> With pass, each password lives inside of a gpg encrypted file whose filename is the title of the website or resource that requires the password.
What the password goes to can potentially be _very_ sensitive. One of my side projects is a keyring manager; similarly, it feeds the data through GPG. However, the keyring is one file (i.e., all the stuff is rolled together). I also disagree with the design choice of taking the names of the objects on the keyring as a command line argument: they end up in history files. (This is the same argument, really; if you consider the name of the object on the keyring to be sensitive, then you don't want it as a filename (it's not encrypted) or as an arg (it's in a history file… not encrypted).)
not built in but if you're on linux you can always overlay ecryptfs on your password safe directory, or just have your passwords in a separate vm entirely that is used only for that
I don't have it running yet but I am planning to write something where you have a vm you can connect to with the same/similar command syntax and it would pop up a window of some sort saying 'I received a request for password xyz, yes/no' this way you can have your main system and/or other vms have access to the password store in a controlled manner.

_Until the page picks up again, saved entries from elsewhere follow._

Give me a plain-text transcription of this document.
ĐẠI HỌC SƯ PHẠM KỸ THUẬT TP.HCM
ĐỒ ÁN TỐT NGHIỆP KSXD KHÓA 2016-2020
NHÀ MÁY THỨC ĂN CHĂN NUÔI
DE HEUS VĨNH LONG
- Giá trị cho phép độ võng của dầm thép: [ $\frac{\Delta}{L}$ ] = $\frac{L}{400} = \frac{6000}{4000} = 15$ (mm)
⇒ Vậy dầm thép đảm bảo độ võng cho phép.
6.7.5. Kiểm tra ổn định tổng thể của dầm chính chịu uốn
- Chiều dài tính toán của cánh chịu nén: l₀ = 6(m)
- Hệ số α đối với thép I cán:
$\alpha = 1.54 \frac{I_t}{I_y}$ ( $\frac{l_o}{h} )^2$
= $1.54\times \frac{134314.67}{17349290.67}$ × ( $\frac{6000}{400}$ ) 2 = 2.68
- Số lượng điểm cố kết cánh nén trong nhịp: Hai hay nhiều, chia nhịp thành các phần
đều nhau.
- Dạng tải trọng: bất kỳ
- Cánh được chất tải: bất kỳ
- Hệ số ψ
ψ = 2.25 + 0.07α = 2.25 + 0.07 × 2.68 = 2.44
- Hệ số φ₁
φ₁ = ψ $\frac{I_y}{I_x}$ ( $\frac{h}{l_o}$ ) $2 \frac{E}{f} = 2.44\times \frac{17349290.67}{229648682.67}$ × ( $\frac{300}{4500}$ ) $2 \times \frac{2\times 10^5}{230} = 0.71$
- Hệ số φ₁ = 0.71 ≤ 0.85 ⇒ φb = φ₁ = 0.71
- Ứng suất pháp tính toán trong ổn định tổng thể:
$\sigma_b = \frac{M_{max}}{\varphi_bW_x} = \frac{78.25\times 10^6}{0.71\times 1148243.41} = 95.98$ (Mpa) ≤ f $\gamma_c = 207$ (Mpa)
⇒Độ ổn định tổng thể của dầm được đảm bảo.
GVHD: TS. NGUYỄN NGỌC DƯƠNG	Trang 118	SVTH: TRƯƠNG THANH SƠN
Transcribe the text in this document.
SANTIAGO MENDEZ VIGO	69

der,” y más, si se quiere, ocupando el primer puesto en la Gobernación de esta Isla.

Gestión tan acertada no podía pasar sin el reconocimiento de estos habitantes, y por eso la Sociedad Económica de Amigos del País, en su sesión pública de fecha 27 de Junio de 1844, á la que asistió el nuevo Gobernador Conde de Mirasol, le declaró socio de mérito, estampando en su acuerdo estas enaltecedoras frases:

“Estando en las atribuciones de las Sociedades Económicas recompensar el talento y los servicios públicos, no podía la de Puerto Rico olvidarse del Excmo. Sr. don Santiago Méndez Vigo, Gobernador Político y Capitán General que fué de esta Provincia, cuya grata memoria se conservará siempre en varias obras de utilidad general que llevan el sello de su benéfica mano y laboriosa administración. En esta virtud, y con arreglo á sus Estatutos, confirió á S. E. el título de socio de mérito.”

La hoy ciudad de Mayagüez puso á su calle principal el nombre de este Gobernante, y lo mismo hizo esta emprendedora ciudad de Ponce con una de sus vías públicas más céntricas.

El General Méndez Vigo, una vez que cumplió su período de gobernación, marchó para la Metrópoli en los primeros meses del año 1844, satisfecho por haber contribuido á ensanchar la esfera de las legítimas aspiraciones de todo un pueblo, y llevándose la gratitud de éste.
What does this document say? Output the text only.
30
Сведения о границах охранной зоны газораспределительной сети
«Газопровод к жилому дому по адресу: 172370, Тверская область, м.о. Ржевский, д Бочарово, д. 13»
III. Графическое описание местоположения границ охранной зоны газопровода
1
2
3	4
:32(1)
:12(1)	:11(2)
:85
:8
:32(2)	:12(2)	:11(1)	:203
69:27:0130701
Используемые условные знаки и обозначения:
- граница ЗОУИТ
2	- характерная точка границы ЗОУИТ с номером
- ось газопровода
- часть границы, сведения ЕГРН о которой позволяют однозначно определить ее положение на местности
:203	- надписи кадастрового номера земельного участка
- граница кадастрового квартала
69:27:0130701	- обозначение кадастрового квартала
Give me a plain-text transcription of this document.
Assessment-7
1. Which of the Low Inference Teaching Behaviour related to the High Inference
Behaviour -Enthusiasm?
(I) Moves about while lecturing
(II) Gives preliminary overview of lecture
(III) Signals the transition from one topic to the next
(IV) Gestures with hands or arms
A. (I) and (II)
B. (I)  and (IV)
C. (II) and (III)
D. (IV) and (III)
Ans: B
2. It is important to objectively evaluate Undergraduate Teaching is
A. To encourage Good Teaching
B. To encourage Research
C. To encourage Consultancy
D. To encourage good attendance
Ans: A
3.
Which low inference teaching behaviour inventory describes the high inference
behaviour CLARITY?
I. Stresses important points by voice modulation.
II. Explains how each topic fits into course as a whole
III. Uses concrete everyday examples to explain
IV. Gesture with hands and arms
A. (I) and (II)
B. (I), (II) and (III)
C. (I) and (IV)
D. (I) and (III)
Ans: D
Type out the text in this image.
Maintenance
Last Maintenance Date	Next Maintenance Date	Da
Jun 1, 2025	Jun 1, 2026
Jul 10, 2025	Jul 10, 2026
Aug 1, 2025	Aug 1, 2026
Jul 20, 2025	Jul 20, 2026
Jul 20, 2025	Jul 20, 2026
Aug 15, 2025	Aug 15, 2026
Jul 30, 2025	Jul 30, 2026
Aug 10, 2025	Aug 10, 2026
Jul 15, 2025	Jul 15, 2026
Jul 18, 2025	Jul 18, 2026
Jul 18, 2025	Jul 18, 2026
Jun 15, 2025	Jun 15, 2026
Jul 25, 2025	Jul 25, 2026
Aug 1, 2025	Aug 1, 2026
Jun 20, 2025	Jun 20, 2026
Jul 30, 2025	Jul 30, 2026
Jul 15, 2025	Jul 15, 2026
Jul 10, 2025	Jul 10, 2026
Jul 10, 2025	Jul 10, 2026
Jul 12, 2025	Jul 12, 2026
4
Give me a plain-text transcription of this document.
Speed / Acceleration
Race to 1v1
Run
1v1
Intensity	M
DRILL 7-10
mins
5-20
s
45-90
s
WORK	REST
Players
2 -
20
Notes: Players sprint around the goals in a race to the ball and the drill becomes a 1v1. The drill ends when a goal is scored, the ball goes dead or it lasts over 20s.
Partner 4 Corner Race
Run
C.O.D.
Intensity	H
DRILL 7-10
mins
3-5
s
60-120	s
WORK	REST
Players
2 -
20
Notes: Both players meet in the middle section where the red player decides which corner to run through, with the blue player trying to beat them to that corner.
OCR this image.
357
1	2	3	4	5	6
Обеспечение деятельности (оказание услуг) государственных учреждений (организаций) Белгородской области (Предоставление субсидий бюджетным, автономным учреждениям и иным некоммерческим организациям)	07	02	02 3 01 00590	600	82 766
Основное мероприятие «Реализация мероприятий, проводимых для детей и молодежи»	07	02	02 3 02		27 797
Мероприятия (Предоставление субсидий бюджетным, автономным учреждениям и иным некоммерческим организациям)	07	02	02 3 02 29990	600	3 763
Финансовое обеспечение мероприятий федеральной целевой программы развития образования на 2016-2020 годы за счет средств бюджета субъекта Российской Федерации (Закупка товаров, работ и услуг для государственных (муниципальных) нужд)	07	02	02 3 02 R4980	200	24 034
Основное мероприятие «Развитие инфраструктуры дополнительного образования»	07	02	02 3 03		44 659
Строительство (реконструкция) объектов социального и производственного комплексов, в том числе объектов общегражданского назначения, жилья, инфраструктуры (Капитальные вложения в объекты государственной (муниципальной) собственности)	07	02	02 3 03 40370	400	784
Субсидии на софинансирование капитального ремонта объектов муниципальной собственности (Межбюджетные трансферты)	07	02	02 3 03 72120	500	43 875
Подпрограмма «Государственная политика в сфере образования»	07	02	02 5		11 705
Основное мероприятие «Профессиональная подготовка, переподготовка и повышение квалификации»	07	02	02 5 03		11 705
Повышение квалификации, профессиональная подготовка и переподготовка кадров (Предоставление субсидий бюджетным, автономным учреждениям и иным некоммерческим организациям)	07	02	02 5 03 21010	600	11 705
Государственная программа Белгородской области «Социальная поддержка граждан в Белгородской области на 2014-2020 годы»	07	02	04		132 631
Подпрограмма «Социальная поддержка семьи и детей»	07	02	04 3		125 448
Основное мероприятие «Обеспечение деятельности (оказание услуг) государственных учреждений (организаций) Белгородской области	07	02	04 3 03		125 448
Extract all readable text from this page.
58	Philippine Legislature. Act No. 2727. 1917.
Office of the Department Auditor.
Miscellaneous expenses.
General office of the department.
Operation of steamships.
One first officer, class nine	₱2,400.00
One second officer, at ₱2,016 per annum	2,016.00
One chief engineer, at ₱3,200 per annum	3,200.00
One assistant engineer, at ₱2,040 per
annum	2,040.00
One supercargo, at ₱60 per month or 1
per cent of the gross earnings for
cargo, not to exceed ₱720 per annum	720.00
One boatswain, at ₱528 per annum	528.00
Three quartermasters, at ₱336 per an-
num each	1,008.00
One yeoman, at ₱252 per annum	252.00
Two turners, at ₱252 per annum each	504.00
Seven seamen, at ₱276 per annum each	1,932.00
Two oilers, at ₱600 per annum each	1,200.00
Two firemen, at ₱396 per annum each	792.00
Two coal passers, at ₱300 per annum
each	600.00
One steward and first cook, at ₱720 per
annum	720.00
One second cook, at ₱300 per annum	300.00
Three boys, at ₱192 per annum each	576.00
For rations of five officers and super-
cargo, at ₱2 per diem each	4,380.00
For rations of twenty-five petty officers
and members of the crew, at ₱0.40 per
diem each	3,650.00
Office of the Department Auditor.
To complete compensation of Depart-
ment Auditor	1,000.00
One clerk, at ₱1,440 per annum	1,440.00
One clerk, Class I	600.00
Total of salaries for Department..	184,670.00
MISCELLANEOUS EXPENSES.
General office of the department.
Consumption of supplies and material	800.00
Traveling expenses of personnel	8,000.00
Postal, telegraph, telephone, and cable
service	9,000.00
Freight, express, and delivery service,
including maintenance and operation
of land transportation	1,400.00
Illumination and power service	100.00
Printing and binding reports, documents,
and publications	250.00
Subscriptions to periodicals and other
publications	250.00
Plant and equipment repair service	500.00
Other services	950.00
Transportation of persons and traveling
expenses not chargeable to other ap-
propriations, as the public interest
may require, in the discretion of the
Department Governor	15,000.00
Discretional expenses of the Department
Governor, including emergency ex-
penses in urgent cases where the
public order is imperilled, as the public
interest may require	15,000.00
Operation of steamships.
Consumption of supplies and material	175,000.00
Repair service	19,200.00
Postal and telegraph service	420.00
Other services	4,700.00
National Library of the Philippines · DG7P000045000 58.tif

If you have this vm running an FDE install then it would make it also super easy to backup all your passwords, just shutdown the vm and copy the vdi, would only be a few gigs (don't need too much software in this install, just the base system, gpg and whatever ncurses daemon to listen for password requests)
ecryptfs doesn't obfuscate filenames (it is a "stacked" filesystem) so that's not going to do any good. You'll need block-level encryption such as LUKS and a loopback mount if you want to keep that hidden, at least when that partition isn't mounted.